According to the agreement, some consumers who used Wells Fargo to finance their home loans were directed to Fidelity National for title insurance. In turn, Fidelity allegedly passed on a portion of the premium to a captive reinsurance company owned by Wells Fargo.
Fidelity has admitted no wrongdoing in the matter. A company spokesman did not return a message asking for comment by press time.
Washington consumers who purchased title insurance from Fidelity National for Wells Fargo loans during 2003-2004 may be eligible to participate in the settlement, the Washington insurance commissioner said last week. Refunds will range from $20 to $60.
“Home buying and refinancing can be very stressful events for people,” said Washington State Insurance Commissioner Mike Kreidler in a statement. “It’s disturbing to learn that two of the largest players in lending used this ritual to establish an illegal referral and kickback scheme that cost Washington homeowners thousands of dollars.”
Last week, Fidelity signed an agreement with the California Department of Insurance in an investigation of alleged kickbacks in that state. Fidelity agreed to reimburse California consumers $7.7 million within 120 days, pay monetary penalties of approximately $5.4 million, and pay $175,000 to reimburse the department.

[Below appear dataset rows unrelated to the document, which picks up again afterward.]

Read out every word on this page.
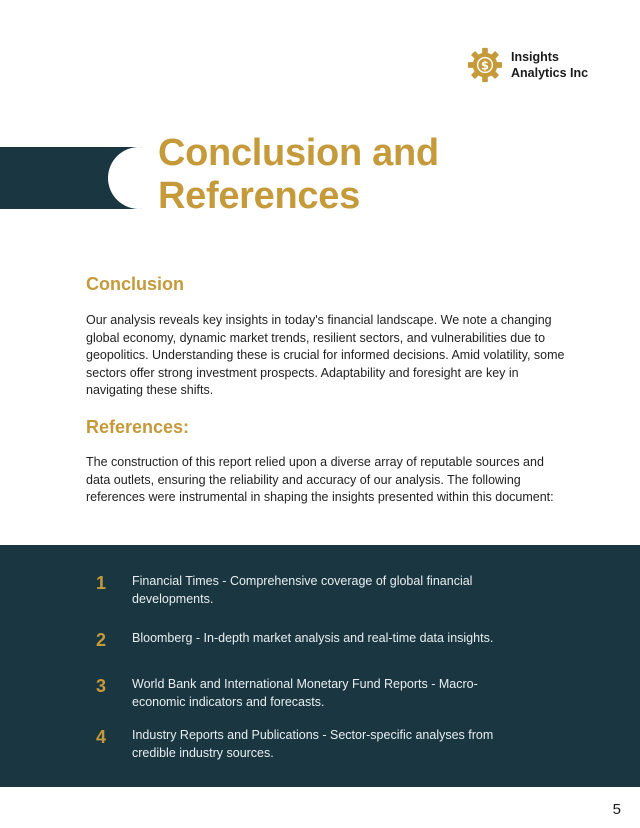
$
Insights
Analytics Inc
Conclusion and
References
Conclusion

Our analysis reveals key insights in today's financial landscape. We note a changing global economy, dynamic market trends, resilient sectors, and vulnerabilities due to geopolitics. Understanding these is crucial for informed decisions. Amid volatility, some sectors offer strong investment prospects. Adaptability and foresight are key in navigating these shifts.

References:

The construction of this report relied upon a diverse array of reputable sources and data outlets, ensuring the reliability and accuracy of our analysis. The following references were instrumental in shaping the insights presented within this document:

1	Financial Times - Comprehensive coverage of global financial developments.
2	Bloomberg - In-depth market analysis and real-time data insights.
3	World Bank and International Monetary Fund Reports - Macro-economic indicators and forecasts.
4	Industry Reports and Publications - Sector-specific analyses from credible industry sources.
5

Title insurance industry practices have been in the spotlight nationwide this year, with investigations of major title insurance companies taking place in Colorado, California and other states. The probes have centered on title insurance practices of paying kickbacks to real estate brokerages, lenders and others for referring large volumes of business to them.
In April, Stewart Title of California was hit with $750,000 fines and costs by the department for alleged illegal kickbacks to real estate agents.
The Title Insurance Working Group within the National Association of Insurance Commissioners worked with Colorado and Washington state insurance regulators to probe a series of alleged phony reinsurance contracts between title companies and subsidiaries of real estate agents, developers and lenders.
Under these alleged elaborate schemes, the title insurers agreed to give about half of the premium on title insurance policies to captive reinsurance companies created by the other conspirators. The parent companies of those captives would in turn refer business to the title insurer.
The arrangements were designed to kick back a large share of the title-insurance premium in exchange for the referral of the customer to the title company, a violation of the law, and a practice that harms consumers by potentially forcing up title insurance rates, according to California Insurance Commissioner John Garamendi.